These standards provide unions with substantial discretion in their decision making, even if the ultimate decision proves to be wrong.  Marquez v. Screen Actors Guild, 525 U.S. 33 (1998); Allen v. Seattle Police Officers’ Guild, 100 Wn.2d 361, 375 (recognizing that unions require flexibility to settle disputes).  These standards also recognize that bargaining unit employees’ individual goals may not always be achieved through collective bargaining.  C-Tran, Decision 7087-B (PECB, 2002) (citing Allen v. Seattle Police Officers’ Guild, 100 Wn.2d 361 (1983)).  While unions are not required to bargain collective bargaining agreement provisions of equal benefit to all bargaining unit employees, and while equality of treatment is not the standard on which to judge the union’s duty of fair representation, unions are nevertheless prohibited from aligning themselves in interest against one or more employees in the bargaining units they represent.  C-Tran, Decision 7087-B (citing Allen v.
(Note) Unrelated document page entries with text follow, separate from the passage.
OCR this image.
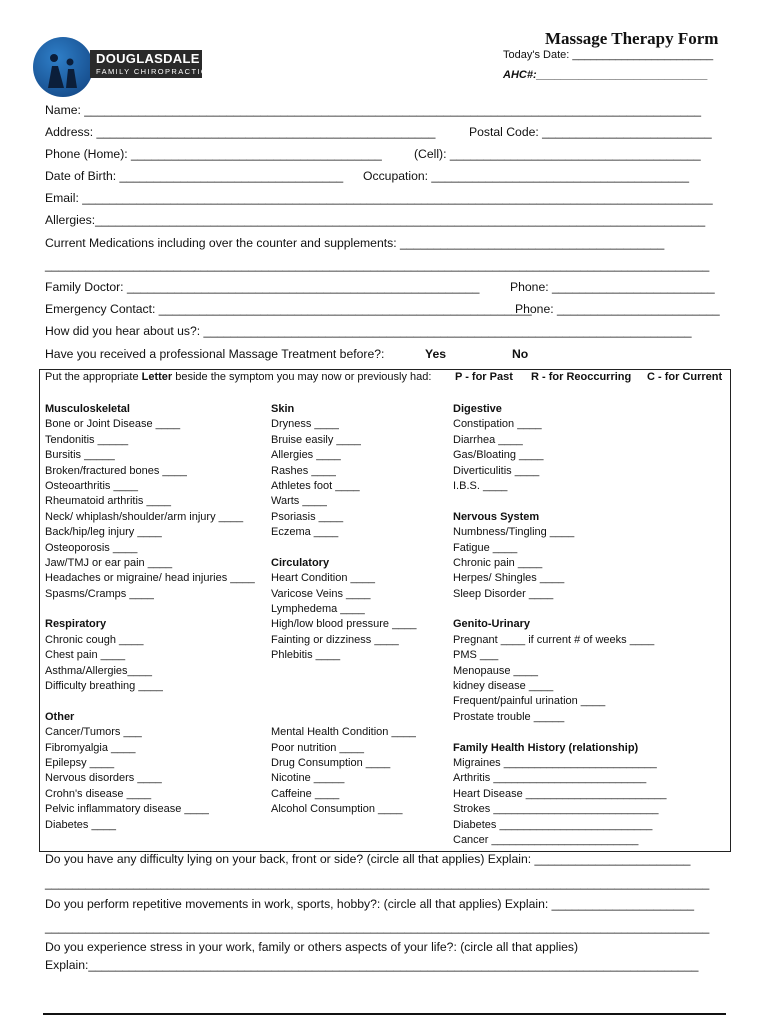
DOUGLASDALE
FAMILY CHIROPRACTIC
Massage Therapy Form
Today's Date: _______________________
AHC#:____________________________
Name: ___________________________________________________________________________________________
Address: __________________________________________________	Postal Code: _________________________
Phone (Home): _____________________________________	(Cell): _____________________________________
Date of Birth: _________________________________ Occupation: ______________________________________
Email: _____________________________________________________________________________________________
Allergies:__________________________________________________________________________________________
Current Medications including over the counter and supplements: _______________________________________
__________________________________________________________________________________________________
Family Doctor: ____________________________________________________	Phone: ________________________
Emergency Contact: _______________________________________________________
Phone: ________________________
How did you hear about us?: ________________________________________________________________________
Have you received a professional Massage Treatment before?:	Yes	No
Put the appropriate Letter beside the symptom you may now or previously had: P - for Past R - for Reoccurring C - for Current
Musculoskeletal
Bone or Joint Disease ____
Tendonitis _____
Bursitis _____
Broken/fractured bones ____
Osteoarthritis ____
Rheumatoid arthritis ____
Neck/ whiplash/shoulder/arm injury ____
Back/hip/leg injury ____
Osteoporosis ____
Jaw/TMJ or ear pain ____
Headaches or migraine/ head injuries ____
Spasms/Cramps ____
Respiratory
Chronic cough ____
Chest pain ____
Asthma/Allergies____
Difficulty breathing ____
Other
Cancer/Tumors ___
Fibromyalgia ____
Epilepsy ____
Nervous disorders ____
Crohn's disease ____
Pelvic inflammatory disease ____
Diabetes ____
Skin
Dryness ____
Bruise easily ____
Allergies ____
Rashes ____
Athletes foot ____
Warts ____
Psoriasis ____
Eczema ____
Circulatory
Heart Condition ____
Varicose Veins ____
Lymphedema ____
High/low blood pressure ____
Fainting or dizziness ____
Phlebitis ____
Mental Health Condition ____
Poor nutrition ____
Drug Consumption ____
Nicotine _____
Caffeine ____
Alcohol Consumption ____
Digestive
Constipation ____
Diarrhea ____
Gas/Bloating ____
Diverticulitis ____
I.B.S. ____
Nervous System
Numbness/Tingling ____
Fatigue ____
Chronic pain ____
Herpes/ Shingles ____
Sleep Disorder ____
Genito-Urinary
Pregnant ____ if current # of weeks ____
PMS ___
Menopause ____
kidney disease ____
Frequent/painful urination ____
Prostate trouble _____
Family Health History (relationship)
Migraines _________________________
Arthritis _________________________
Heart Disease _______________________
Strokes ___________________________
Diabetes _________________________
Cancer ________________________
Do you have any difficulty lying on your back, front or side? (circle all that applies) Explain: _______________________
__________________________________________________________________________________________________
Do you perform repetitive movements in work, sports, hobby?: (circle all that applies) Explain: _____________________
__________________________________________________________________________________________________
Do you experience stress in your work, family or others aspects of your life?: (circle all that applies)
Explain:__________________________________________________________________________________________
Seattle Police Officers’ Guild, 100 Wn.2d 361).

 

Analysis

The complaint contains little detail or explanation of why the union did, or failed to do, that could constitute a breach of its duty of fair representation.  The complaint fails to describe how the union behaved irrationally, invidiously, fraudulently, deceitfully, dishonestly, or indifferently as to the rights of bargaining unit employees, or that the union’s conduct was so grossly deficient as to be properly equated with arbitrary action.  The complainant had an opportunity to amend the complaint to provide additional information to explain this allegation, but did not file any additional information with the Commission.

 

UNION REFUSAL TO BARGAIN

 

Legal Standard

The complaint also alleges union refusal to bargain.  An individual employee cannot file a refusal to bargain complaint as an individual.  King County, Decision 7139 (PECB, 2000), citing Clark County, Decision 3200 (PECB, 1989); Enumclaw School District, Decision 5979 (PECB, 1997).  Only the parties to the collective bargaining relationship (the union or the employer) can file a refusal to bargain unfair labor practice case.  The employer is the only party with standing to file and pursue refusal to bargain claims against the union.

 

Analysis

The complainant is a bargaining unit employee.  The complaint alleges that the union failed to bargain when its agent failed to confer at reasonable times, and proceeded with a demand to bargain, with respect to wages, and conditions of employment of Franklin, while showing signs of intoxication or under the influence of alcohol.  This argument seems to mix a duty of fair representation allegation in with a refusal to bargain allegation.  The requirements for a duty of fair representation claim are explained above.  As an individual employee, Franklin cannot file a refusal to bargain case.  Only the employer can file a timely complaint alleging that the union refused to bargain in violation of RCW 41.80.110(1)(e).

 

                                                                       ORDER

 

The complaint charging unfair labor practices in the above-captioned matter is DISMISSED for failure to state a cause of action.

 

ISSUED at Olympia, Washington, this  20th  day of July, 2017

 

 

PUBLIC EMPLOYMENT RELATIONS COMMISSION

 

                                               

 

JESSICA J. BRADLEY, Unfair Labor Practice Manager

 

 

This order will be the final order of the

agency unless a notice of appeal is filed

with the Commission under WAC 391-45-350.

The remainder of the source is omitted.